The data shows management has narrowly overtaken the business administration framework in popularity, while health and social care still reigns supreme with more than 85,000 new starters last year.

These figures will only give further validation to concerns raised by sector figures that the government’s new apprenticeship levy, which started on May 1, would encourage businesses to draw down funding for management courses for existing employees instead of offering lower level apprenticeships to young people.

The question of the apprenticeship levy being used to fund executive MBA’s was mentioned at a public accounts committee meeting on October 12, when chair Meg Hillier MP raised a concern about companies trying to use the qualifications to “get a chunk of the apprenticeship levy back”.

The interim chief executive of the Institute for Apprenticeships, Peter Lauener, told the committee it had been expected that businesses would use the apprentice levy to pay for higher and degree apprenticeships, which he described as “a rapidly growing element of the programme”.

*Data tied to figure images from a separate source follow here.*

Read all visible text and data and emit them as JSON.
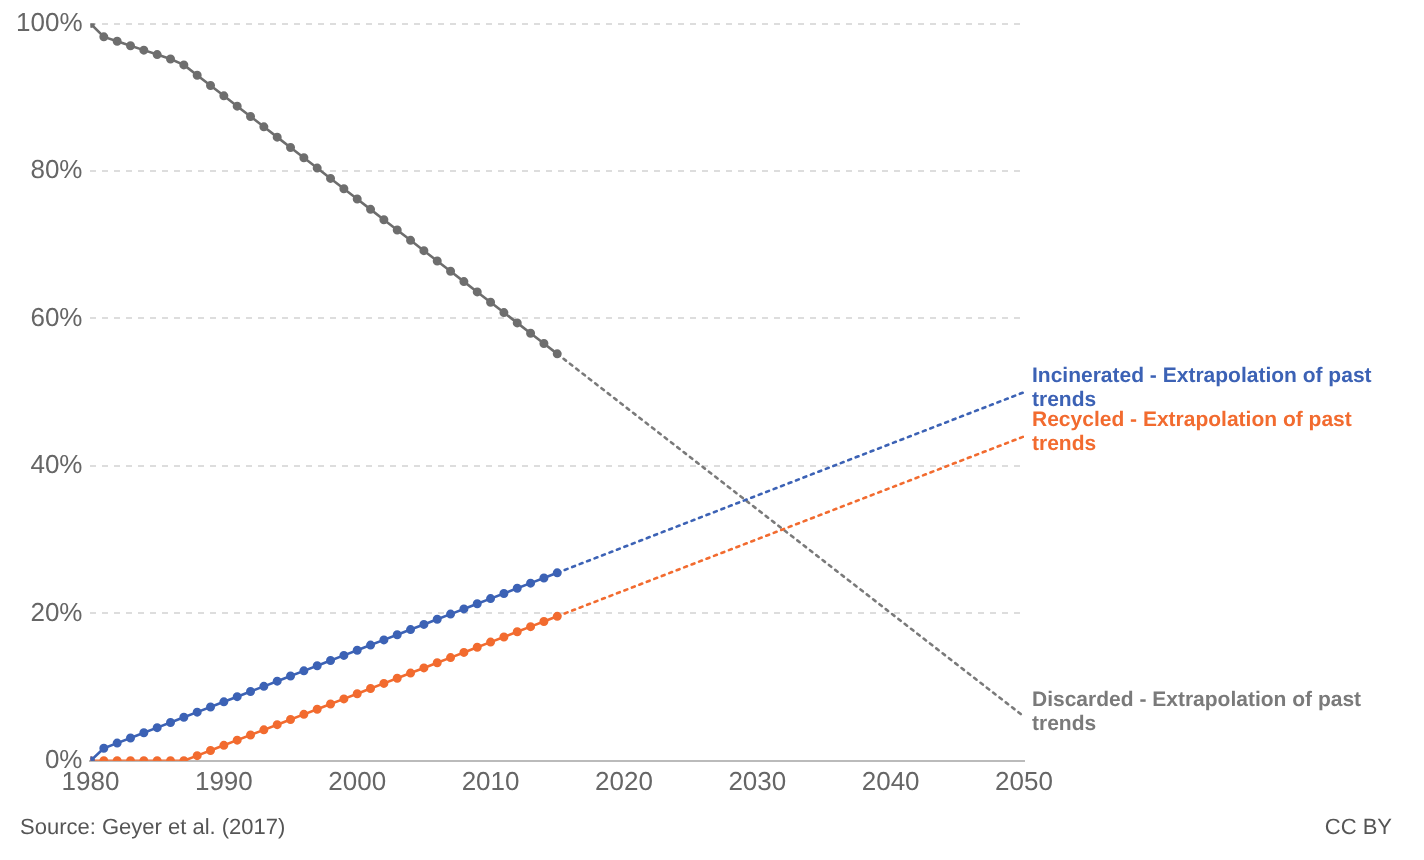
{
  "chart_data": {
    "type": "line",
    "legend": false,
    "grid": "y",
    "xlim": [
      1980,
      2050
    ],
    "xticks": [
      1980,
      1990,
      2000,
      2010,
      2020,
      2030,
      2040,
      2050
    ],
    "ylim": [
      0,
      100
    ],
    "yticks": [
      {
        "value": 0,
        "label": "0%"
      },
      {
        "value": 20,
        "label": "20%"
      },
      {
        "value": 40,
        "label": "40%"
      },
      {
        "value": 60,
        "label": "60%"
      },
      {
        "value": 80,
        "label": "80%"
      },
      {
        "value": 100,
        "label": "100%"
      }
    ],
    "series": [
      {
        "type": "line",
        "color": "#6e6e6e",
        "marker": "circle",
        "line_style": "solid",
        "x": [
          1980,
          1981,
          1982,
          1983,
          1984,
          1985,
          1986,
          1987,
          1988,
          1989,
          1990,
          1991,
          1992,
          1993,
          1994,
          1995,
          1996,
          1997,
          1998,
          1999,
          2000,
          2001,
          2002,
          2003,
          2004,
          2005,
          2006,
          2007,
          2008,
          2009,
          2010,
          2011,
          2012,
          2013,
          2014,
          2015
        ],
        "values": [
          100,
          98.2,
          97.6,
          97,
          96.4,
          95.8,
          95.2,
          94.4,
          93,
          91.6,
          90.2,
          88.8,
          87.4,
          86,
          84.6,
          83.2,
          81.8,
          80.4,
          79,
          77.6,
          76.2,
          74.8,
          73.4,
          72,
          70.6,
          69.2,
          67.8,
          66.4,
          65,
          63.6,
          62.2,
          60.8,
          59.4,
          58,
          56.6,
          55.2
        ]
      },
      {
        "type": "line",
        "color": "#3c62b5",
        "marker": "circle",
        "line_style": "solid",
        "x": [
          1980,
          1981,
          1982,
          1983,
          1984,
          1985,
          1986,
          1987,
          1988,
          1989,
          1990,
          1991,
          1992,
          1993,
          1994,
          1995,
          1996,
          1997,
          1998,
          1999,
          2000,
          2001,
          2002,
          2003,
          2004,
          2005,
          2006,
          2007,
          2008,
          2009,
          2010,
          2011,
          2012,
          2013,
          2014,
          2015
        ],
        "values": [
          0,
          1.7,
          2.4,
          3.1,
          3.8,
          4.5,
          5.2,
          5.9,
          6.6,
          7.3,
          8,
          8.7,
          9.4,
          10.1,
          10.8,
          11.5,
          12.2,
          12.9,
          13.6,
          14.3,
          15,
          15.7,
          16.4,
          17.1,
          17.8,
          18.5,
          19.2,
          19.9,
          20.6,
          21.3,
          22,
          22.7,
          23.4,
          24.1,
          24.8,
          25.5
        ]
      },
      {
        "type": "line",
        "color": "#f26b2f",
        "marker": "circle",
        "line_style": "solid",
        "x": [
          1980,
          1981,
          1982,
          1983,
          1984,
          1985,
          1986,
          1987,
          1988,
          1989,
          1990,
          1991,
          1992,
          1993,
          1994,
          1995,
          1996,
          1997,
          1998,
          1999,
          2000,
          2001,
          2002,
          2003,
          2004,
          2005,
          2006,
          2007,
          2008,
          2009,
          2010,
          2011,
          2012,
          2013,
          2014,
          2015
        ],
        "values": [
          0,
          0,
          0,
          0,
          0,
          0,
          0,
          0,
          0.7,
          1.4,
          2.1,
          2.8,
          3.5,
          4.2,
          4.9,
          5.6,
          6.3,
          7,
          7.7,
          8.4,
          9.1,
          9.8,
          10.5,
          11.2,
          11.9,
          12.6,
          13.3,
          14,
          14.7,
          15.4,
          16.1,
          16.8,
          17.5,
          18.2,
          18.9,
          19.6
        ]
      },
      {
        "type": "line",
        "name": "Incinerated - Extrapolation of past trends",
        "color": "#3c62b5",
        "marker": "none",
        "line_style": "dotted",
        "x": [
          2015,
          2050
        ],
        "values": [
          25.5,
          50
        ]
      },
      {
        "type": "line",
        "name": "Recycled - Extrapolation of past trends",
        "color": "#f26b2f",
        "marker": "none",
        "line_style": "dotted",
        "x": [
          2015,
          2050
        ],
        "values": [
          19.6,
          44
        ]
      },
      {
        "type": "line",
        "name": "Discarded - Extrapolation of past trends",
        "color": "#7a7a7a",
        "marker": "none",
        "line_style": "dotted",
        "x": [
          2015,
          2050
        ],
        "values": [
          55.2,
          6
        ]
      }
    ],
    "annotations": [
      "Source: Geyer et al. (2017)",
      "CC BY"
    ]
  }
}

He said: “Levy paying employers will be able to fund any degree apprenticeship standards that have been approved.

“It’s certainly the case that that levy paying employers can use their levy to pay for degree apprenticeships.

We’ve done a lot of modelling, as you would expect, about the levy budget and it’s quite difficult modelling to do because there are so many variables that might be changed by the changed behaviour of employers paying a levy.

“But we certainly modelled an expectation that there would be an increasing number of degree apprenticeships in the system as a result.”

DfE permanent secretary, Jonathan Slater, added: “This is very early days in the new levy and we are watching it closely.

“The [public accounts] committee at a previous hearing was keen to make sure there was a definite switch from level two apprentices to three, four, five and six. That’s what is happening. We need to make sure that is manageable.

“I wouldn’t be at all surprised if we found that some of the early assumptions we made are a bit different from the reality. We will keep that under review and we will be happy to report back as we go.”